How BTS and K-Pop disrupted mainstream politics


– [Narrator] In a political
climate as crazy as this one, the most powerful speech
at the United Nations wasn’t actually from a world leader but from a KPop band, huh ? We have the FAQs. “I wanna hear your voice, and
I wanna hear your conviction.” – [Narrator] That was Kim
Nam Jun, a member of BTS, one of the world’s most
popular KPop boy bands. You might have seen them here, here, here, here or even here. – Hey Jimmy ! – Yeah ! – I’m Jimmy ! (laughs) – [Narrator] But their most
important appearance yet was being the first KPop
group to address the UN. “No matter who you are, where you’re from, your skin color, your gender identity, just speak yourself.” – [Narrator] Their
simple, powerful message has come a long way and we don’t just mean from South Korea. To better understand the
sub-genre in Korean music, let’s take you back to the 90’s. (upbeat KPop music) The rising popularity of
Korean dramas and KPop was known as “Hallyu” or Korean wave.
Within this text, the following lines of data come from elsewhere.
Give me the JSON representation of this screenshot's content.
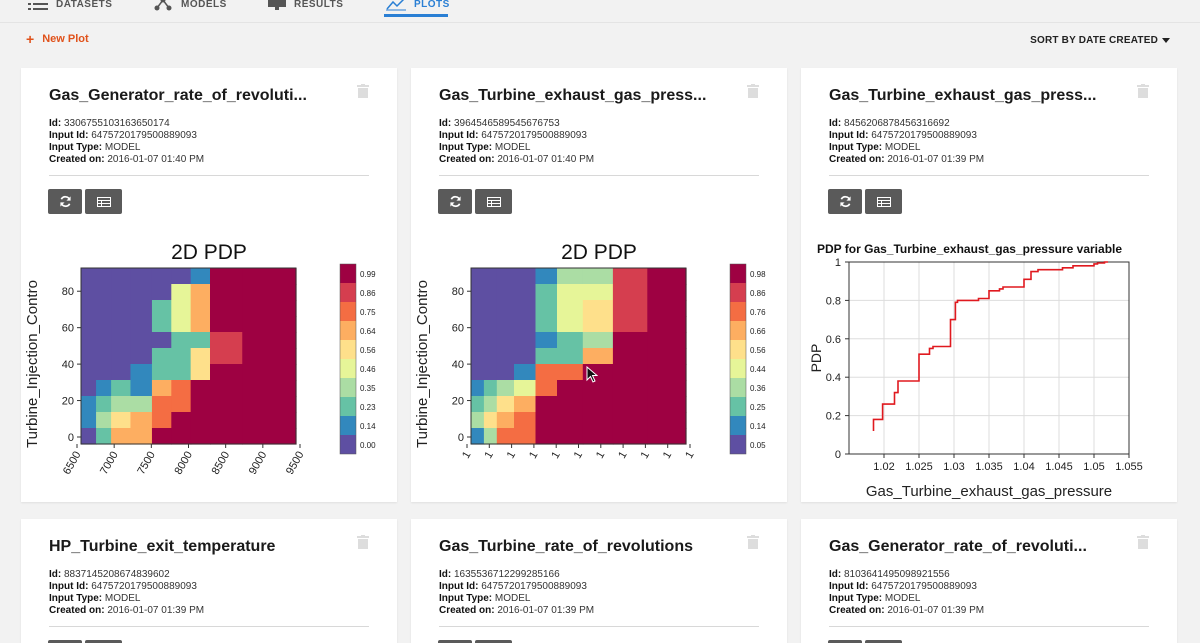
{
  "nav": {
    "items": [
      {
        "label": "DATASETS",
        "icon": "list-icon"
      },
      {
        "label": "MODELS",
        "icon": "nodes-icon"
      },
      {
        "label": "RESULTS",
        "icon": "monitor-icon"
      },
      {
        "label": "PLOTS",
        "icon": "chart-icon",
        "active": true
      }
    ]
  },
  "toolbar": {
    "new_plot": "New Plot",
    "sort_label": "SORT BY DATE CREATED"
  },
  "labels": {
    "id": "Id:",
    "input_id": "Input Id:",
    "input_type": "Input Type:",
    "created_on": "Created on:"
  },
  "cards": [
    {
      "title": "Gas_Generator_rate_of_revoluti...",
      "id": "3306755103163650174",
      "input_id": "6475720179500889093",
      "input_type": "MODEL",
      "created_on": "2016-01-07 01:40 PM"
    },
    {
      "title": "Gas_Turbine_exhaust_gas_press...",
      "id": "3964546589545676753",
      "input_id": "6475720179500889093",
      "input_type": "MODEL",
      "created_on": "2016-01-07 01:40 PM"
    },
    {
      "title": "Gas_Turbine_exhaust_gas_press...",
      "id": "8456206878456316692",
      "input_id": "6475720179500889093",
      "input_type": "MODEL",
      "created_on": "2016-01-07 01:39 PM"
    },
    {
      "title": "HP_Turbine_exit_temperature",
      "id": "8837145208674839602",
      "input_id": "6475720179500889093",
      "input_type": "MODEL",
      "created_on": "2016-01-07 01:39 PM"
    },
    {
      "title": "Gas_Turbine_rate_of_revolutions",
      "id": "1635536712299285166",
      "input_id": "6475720179500889093",
      "input_type": "MODEL",
      "created_on": "2016-01-07 01:39 PM"
    },
    {
      "title": "Gas_Generator_rate_of_revoluti...",
      "id": "8103641495098921556",
      "input_id": "6475720179500889093",
      "input_type": "MODEL",
      "created_on": "2016-01-07 01:39 PM"
    }
  ],
  "chart_data": [
    {
      "type": "heatmap",
      "title": "2D PDP",
      "ylabel": "Turbine_Injection_Contro",
      "xticks": [
        "6500",
        "7000",
        "7500",
        "8000",
        "8500",
        "9000",
        "9500"
      ],
      "yticks": [
        "0",
        "20",
        "40",
        "60",
        "80"
      ],
      "colorbar": [
        "0.99",
        "0.86",
        "0.75",
        "0.64",
        "0.56",
        "0.46",
        "0.35",
        "0.23",
        "0.14",
        "0.00"
      ]
    },
    {
      "type": "heatmap",
      "title": "2D PDP",
      "ylabel": "Turbine_Injection_Contro",
      "xticks": [
        "1",
        "1",
        "1",
        "1",
        "1",
        "1",
        "1",
        "1",
        "1",
        "1",
        "1"
      ],
      "yticks": [
        "0",
        "20",
        "40",
        "60",
        "80"
      ],
      "colorbar": [
        "0.98",
        "0.86",
        "0.76",
        "0.66",
        "0.56",
        "0.44",
        "0.36",
        "0.25",
        "0.14",
        "0.05"
      ]
    },
    {
      "type": "line",
      "title": "PDP for Gas_Turbine_exhaust_gas_pressure variable",
      "xlabel": "Gas_Turbine_exhaust_gas_pressure",
      "ylabel": "PDP",
      "xlim": [
        1.015,
        1.055
      ],
      "ylim": [
        0,
        1
      ],
      "xticks": [
        "1.02",
        "1.025",
        "1.03",
        "1.035",
        "1.04",
        "1.045",
        "1.05",
        "1.055"
      ],
      "yticks": [
        "0",
        "0.2",
        "0.4",
        "0.6",
        "0.8",
        "1"
      ],
      "grid": true,
      "series": [
        {
          "color": "#e0191f",
          "x": [
            1.0185,
            1.0185,
            1.019,
            1.0198,
            1.0198,
            1.0215,
            1.0215,
            1.022,
            1.022,
            1.025,
            1.025,
            1.0265,
            1.0265,
            1.027,
            1.027,
            1.0295,
            1.0295,
            1.0302,
            1.0302,
            1.0305,
            1.0305,
            1.0335,
            1.0335,
            1.035,
            1.035,
            1.0365,
            1.0365,
            1.037,
            1.037,
            1.04,
            1.04,
            1.041,
            1.041,
            1.042,
            1.042,
            1.0455,
            1.0455,
            1.047,
            1.047,
            1.05,
            1.05,
            1.0505,
            1.0505,
            1.0515,
            1.0515,
            1.052
          ],
          "y": [
            0.12,
            0.18,
            0.18,
            0.18,
            0.26,
            0.26,
            0.32,
            0.32,
            0.38,
            0.38,
            0.52,
            0.52,
            0.55,
            0.55,
            0.56,
            0.56,
            0.7,
            0.7,
            0.79,
            0.79,
            0.8,
            0.8,
            0.81,
            0.81,
            0.85,
            0.85,
            0.86,
            0.86,
            0.87,
            0.87,
            0.91,
            0.91,
            0.95,
            0.95,
            0.96,
            0.96,
            0.97,
            0.97,
            0.98,
            0.98,
            0.99,
            0.99,
            0.995,
            0.995,
            1.0,
            1.0
          ]
        }
      ]
    }
  ]
}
But what made that wave swell
into a global phenomenon was the Internet. (“Gangnam Style” by Psy) In fact, the first video to
reach 1 billion views on YouTube was Psy’s “Gangnam Style” in 2012. “Gangnam Style” may have seem
like an overnight success, but it takes much longer for KPop artists to make it big. Aspiring artists are usually scouted by or auditioned for management companies. If selected, they are groomed, mentored and intensely trained from
a young age by managers or agents for years before
recording their first song. It’s a formula used by
many successful groups and labels in the Western world. Think The Temptations, Spice
Girls, Backstreet Boys, The Monkees, Pussycat Dolls
and more but much more intense. The music is fun but it’s no game. KPop is a cultural force
to be reckoned with. Unlike rock music whose history
is embedded in rebellion, KPop’s roots are more business-like. The KPop industry emerged
from the financial crisis in the late 1990’s when the
South Korean economy tanked. To rebuild, the government
didn’t just focus on obvious sectors like
manufacturing and tech, they invested in entertainment. As audiences grew, KPop became
a major South Korean export. Global sales for
KPop-related music and video grew to earn 5 billion a year. And that’s when it got political. (yells in a foreign language) In 2015, South Korea
started blaring KPop music across the border, toward North Korea. Songs such as Apink’s “Just Let Us Love” and Big Bang’s “Bang Bang Bang” were played to entice the North and also show cultural dominance. In 2017, a North Korean soldier
who dashed across the DMZ and were shot five times by its troops even asked to listen to KPop girl bands while recovering in the hospital. Candidates embraced KPop
during South Korea’s presidential election in 2017. Campaigns altered lyrics
to popular KPop songs and choreographed signature dance moves. South Korea’s current President
Moon Jae-in for example used “Cheer Up” by the girl
band Twice as his anthem. In North Korea, people were literally being imprisoned for
watching or listening to KPop but recently there’s been a breakthrough. Kim Jon Un has admitted
that he likes KPop music saying he was deeply moved after watching a 2 hour concert in Pyongyang. The concert was the latest in
a series of diplomatic moves designed to ease tensions
to the Trump and Kim summit. Now we have Korean sensation
BTS stepping up to the plate to address the UN and the world. Telling people to believe their
own convictions and voices. The seven -ember boy band joined UNICEF in creating the LOVE MYSELF campaign, building the belief that, “True love first begins
with loving myself, I have many faults and
I have many more fears but I’m gonna embrace
myself as hard as I can and I’m starting to love myself gradually just little by little.” – [Narrator] The reactions
speak for themselves. Maybe KPop can change the world after all.